File Size                       : 5.6 MB
File Modification Date/Time     : 2020:02:09 18:04:33+01:00
File Access Date/Time           : 2020:02:09 18:04:33+01:00
File Inode Change Date/Time     : 2020:02:09 18:04:33+01:00
File Permissions                : rw-rw-r--
File Type                       : PDF
File Type Extension             : pdf
MIME Type                       : application/pdf
PDF Version                     : 1.4
Linearized                      : No
Page Count                      : 16
XMP Toolkit                     : Adobe XMP Core 4.0-c316 44.253921, Sun Oct 01 2006 17:14:39
Schemas Schema                  : PRISM metadata
Schemas Namespace URI           : http://prismstandard.org/namespaces/basic/2.2/
Schemas Prefix                  : prism
Schemas Property Name           : aggregationType
Schemas Property Value Type     : Text
Schemas Property Category       : external
Schemas Property Description    : Type of Aggregation; e.g. journal, series
Producer                        : pdfTeX
Format                          : application/pdf
Title                           : PDF/A-3u as an archival format for Accessible mathematics
Creator                         : Ross Moore
Description                     : Using PDF/A-3u to deliver the LaTeX source of mathematical expressions, for Accessibility and other purposes
Subject                         : PDF/A-3u, Accessible mathematics
Aggregation Type                : journal
Copyright                       : Macquarie University
Publisher                       : Macquarie University
ISSN                            : Lecture Notes in Artificial Intelligence
Volume                          : LNAI 8543
Number                          : CICM 2014
Cover Date                      : 2014
Issue Name                      : Springer Lecture Notes in Computer Science
Page Range                      : 184-199
Starting Page                   : 184
Ending Page                     : 199
Part                            : 3
Conformance                     : U
Creator Tool                    :
Marked                          : True
Modify Date                     : 2014:06:25 01:40:33+00:00
Create Date                     : 2014:06:25 01:40:33+00:00
Metadata Date                   : 2014:06:25 01:40:33+00:00
Page Mode                       : UseOutlines
Author                          : Ross Moore
Keywords                        : PDF/A-3u, Accessible mathematics
Trapped                         : False
GTS PDFA1 Version               : PDF/A-3u:2012
PTEX Fullbanner                 : This is pdfTeX, Version 3.1415926-2.3-1.40.12 (TeX Live 2011) kpathsea version 6.0.1


From this, and my own pdf, I conclude (tentatively) that indeed exiftool's 'Conformance' denotes the small suffix after the 'Part' identifier ('3' in your and my PDF).
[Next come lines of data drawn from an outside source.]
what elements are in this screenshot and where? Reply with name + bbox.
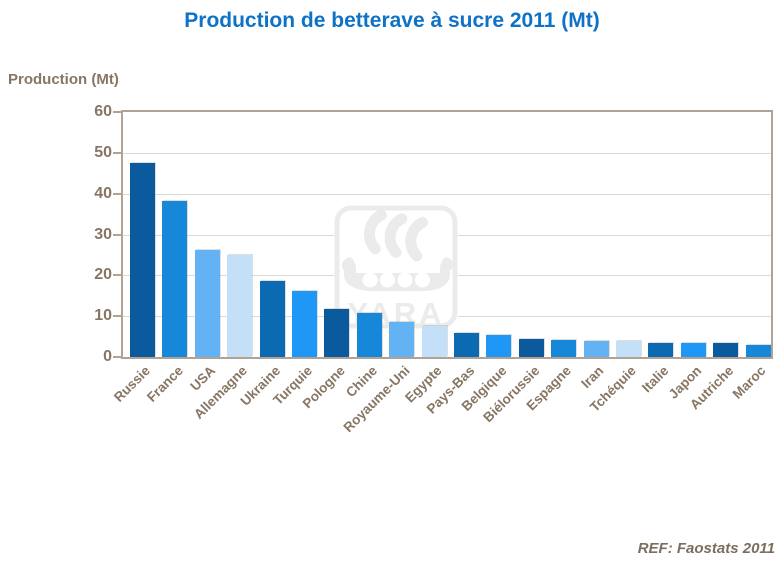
chart-title: Production de betterave à sucre 2011 (Mt… <box>184 9 600 32</box>
bar <box>616 341 641 357</box>
yara-watermark: YARA <box>334 205 458 331</box>
gridline <box>123 193 771 195</box>
bar <box>680 342 706 357</box>
y-tick-label: 0 <box>103 348 112 365</box>
y-tick-label: 50 <box>94 143 112 161</box>
y-tick-label: 20 <box>94 266 112 284</box>
viking-ship-icon: YARA <box>334 205 458 331</box>
bar <box>194 250 220 357</box>
reference-note: REF: Faostats 2011 <box>637 540 775 557</box>
bar <box>421 326 447 357</box>
y-axis-title: Production (Mt) <box>8 71 119 88</box>
bar <box>745 344 771 357</box>
x-axis-label: Maroc <box>729 363 769 402</box>
bar <box>518 338 544 357</box>
y-tick-label: 10 <box>94 307 112 325</box>
y-tick-mark <box>113 233 121 236</box>
x-axis-label: Russie <box>111 363 154 405</box>
bar <box>356 313 382 357</box>
y-tick-label: 30 <box>94 225 112 243</box>
bar <box>130 162 155 357</box>
y-tick-label: 40 <box>94 184 112 202</box>
y-tick-mark <box>113 151 121 154</box>
bar <box>227 254 253 357</box>
bar <box>713 343 739 357</box>
bar <box>486 334 512 357</box>
bar <box>162 201 188 357</box>
bar <box>389 322 415 357</box>
y-tick-mark <box>113 356 121 358</box>
gridline <box>123 152 771 154</box>
bar <box>551 339 577 357</box>
y-tick-mark <box>113 315 121 318</box>
bar <box>292 291 317 357</box>
bar <box>648 342 674 357</box>
y-tick-mark <box>113 274 121 277</box>
bar <box>454 332 479 357</box>
x-axis-label: France <box>143 363 186 405</box>
y-tick-mark <box>113 111 121 113</box>
y-tick-mark <box>113 192 121 195</box>
y-tick-label: 60 <box>94 103 112 120</box>
bar <box>583 340 609 357</box>
plot-area: YARA <box>121 110 773 359</box>
bar <box>324 309 350 357</box>
ship-hull <box>342 257 454 291</box>
bar <box>259 280 285 357</box>
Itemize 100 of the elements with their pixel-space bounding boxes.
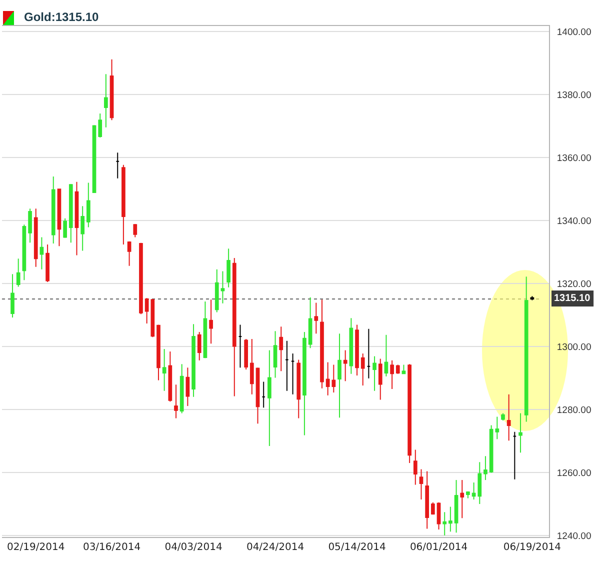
x-tick-label: 03/16/2014 (82, 542, 141, 553)
candlestick (122, 164, 126, 246)
candlestick (51, 176, 56, 244)
y-tick-label: 1280.00 (556, 404, 592, 416)
candlestick (116, 152, 120, 179)
candlestick (378, 358, 382, 400)
candlestick (174, 384, 178, 419)
candlestick (46, 244, 50, 282)
candlestick (268, 350, 272, 447)
candlestick (349, 318, 354, 374)
candlestick (343, 350, 348, 382)
candlestick (506, 394, 511, 442)
x-tick-label: 05/14/2014 (328, 542, 386, 553)
candlestick (419, 468, 424, 500)
candlestick (104, 74, 108, 128)
candlestick (314, 302, 318, 334)
candlestick (501, 412, 505, 422)
candlestick (22, 224, 26, 281)
candlestick (86, 182, 90, 228)
candlestick (308, 296, 312, 349)
candlestick (454, 480, 458, 534)
candlestick (279, 326, 284, 372)
candlestick (209, 299, 213, 344)
candlestick (214, 268, 219, 313)
candlestick (320, 299, 324, 389)
candlestick (396, 364, 400, 374)
x-tick-label: 06/19/2014 (503, 542, 561, 553)
candlestick (92, 124, 96, 194)
candlestick (384, 334, 388, 377)
candlestick (273, 330, 278, 378)
candlestick (192, 324, 196, 398)
y-tick-label: 1380.00 (556, 90, 592, 101)
candlestick (34, 208, 38, 268)
candlestick (262, 381, 266, 408)
candlestick (296, 359, 301, 419)
candlestick (430, 502, 435, 516)
chart-title: Gold:1315.10 (24, 10, 100, 24)
ref-line-label: 1315.10 (554, 293, 591, 304)
candlestick (168, 351, 172, 402)
candlestick (186, 367, 190, 407)
candlestick (220, 270, 225, 304)
candlestick (472, 482, 476, 500)
candlestick (238, 324, 242, 368)
y-tick-label: 1240.00 (556, 530, 592, 542)
candlestick (466, 490, 470, 499)
candlestick (57, 188, 62, 247)
candlestick (40, 236, 44, 270)
candlestick (150, 298, 155, 338)
candlestick (232, 258, 236, 397)
candlestick (489, 424, 494, 474)
x-tick-label: 04/03/2014 (164, 542, 222, 553)
candlestick (495, 416, 500, 440)
candlestick (162, 348, 166, 392)
candlestick (355, 324, 359, 376)
candlestick (413, 449, 418, 486)
candlestick (203, 300, 208, 359)
candlestick (338, 333, 342, 418)
candlestick (63, 218, 67, 238)
candlestick (524, 276, 528, 422)
x-tick-label: 06/01/2014 (410, 542, 468, 553)
candlestick (360, 352, 365, 386)
candlestick (127, 240, 132, 266)
candlestick (180, 364, 184, 414)
candlestick (442, 512, 447, 536)
candlestick (10, 274, 14, 318)
candlestick (372, 356, 376, 392)
candlestick (244, 338, 248, 370)
candlestick (226, 248, 230, 288)
candlestick (484, 456, 488, 481)
candlestick (197, 332, 202, 361)
candlestick (425, 470, 430, 530)
candlestick (16, 258, 20, 288)
candlestick (366, 328, 371, 379)
candlestick (460, 480, 464, 519)
candlestick (390, 360, 394, 390)
candlestick (144, 298, 149, 324)
candlestick (448, 506, 452, 532)
y-tick-label: 1300.00 (556, 342, 592, 353)
y-tick-label: 1400.00 (556, 26, 592, 38)
candlestick (512, 431, 517, 480)
candlestick (408, 364, 412, 464)
candlestick (250, 338, 254, 395)
y-tick-label: 1340.00 (556, 216, 592, 227)
candlestick (285, 340, 289, 392)
candlestick (290, 352, 295, 395)
y-tick-label: 1260.00 (556, 468, 592, 479)
candlestick (74, 181, 79, 256)
x-tick-label: 04/24/2014 (246, 542, 304, 553)
candlestick (139, 242, 143, 315)
candlestick (68, 184, 73, 244)
y-tick-label: 1320.00 (556, 278, 592, 290)
candlestick (256, 367, 260, 424)
candlestick (530, 296, 534, 301)
candlestick (156, 324, 160, 381)
candlestick (302, 332, 306, 436)
candlestick (28, 208, 32, 244)
candlestick (110, 58, 114, 121)
candlestick (80, 206, 85, 252)
y-tick-label: 1360.00 (556, 152, 592, 164)
candlestick (133, 224, 138, 238)
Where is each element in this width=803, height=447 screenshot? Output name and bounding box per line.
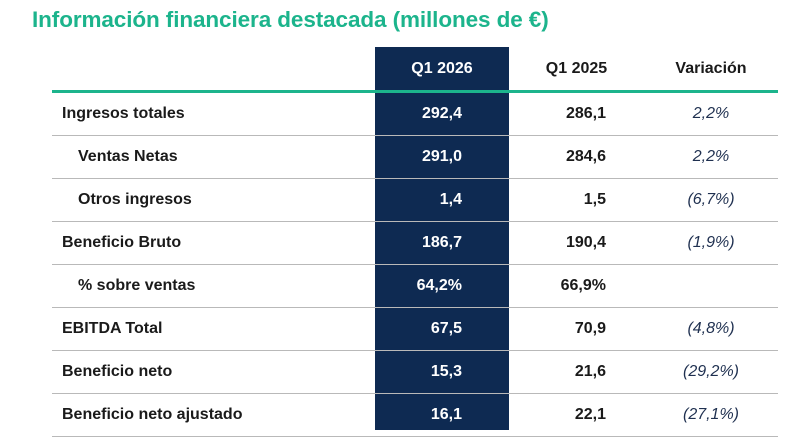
cell-variation: 2,2%: [644, 91, 778, 136]
row-label: Ventas Netas: [52, 135, 375, 179]
cell-variation: (29,2%): [644, 350, 778, 394]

I was taking it to refer to the 'A' in PDF/A', but apparently that is wrong. I suppose the 'A' in PDF/A is implied in the version being 1.4 or greater -- but that's a different question for another time (I need my PDF's to be conformant to official international 'archival' standards).



StarGeek

What I meant was how does that pdf display in the program you used to in the screen shot?  Does it show up as PDF/A-3u in that program?
* Did you read FAQ #3 and use the command listed there?
* Please use the Code button for exiftool code/output.
 
* Please include your OS, Exiftool version, and type of file you're processing (MP4, JPG, etc).

roadowl

AH, sorry.
Yes, its properties show "PDF/A-3u". As does exiftool, only it shows a capital 'A' and 'U'. Maybe that is confusing?
From its contents, my PDF reader only shows the last two pages (bug filed with Linux Mint xreader, based on poppler). Mozilla shows its entire contents.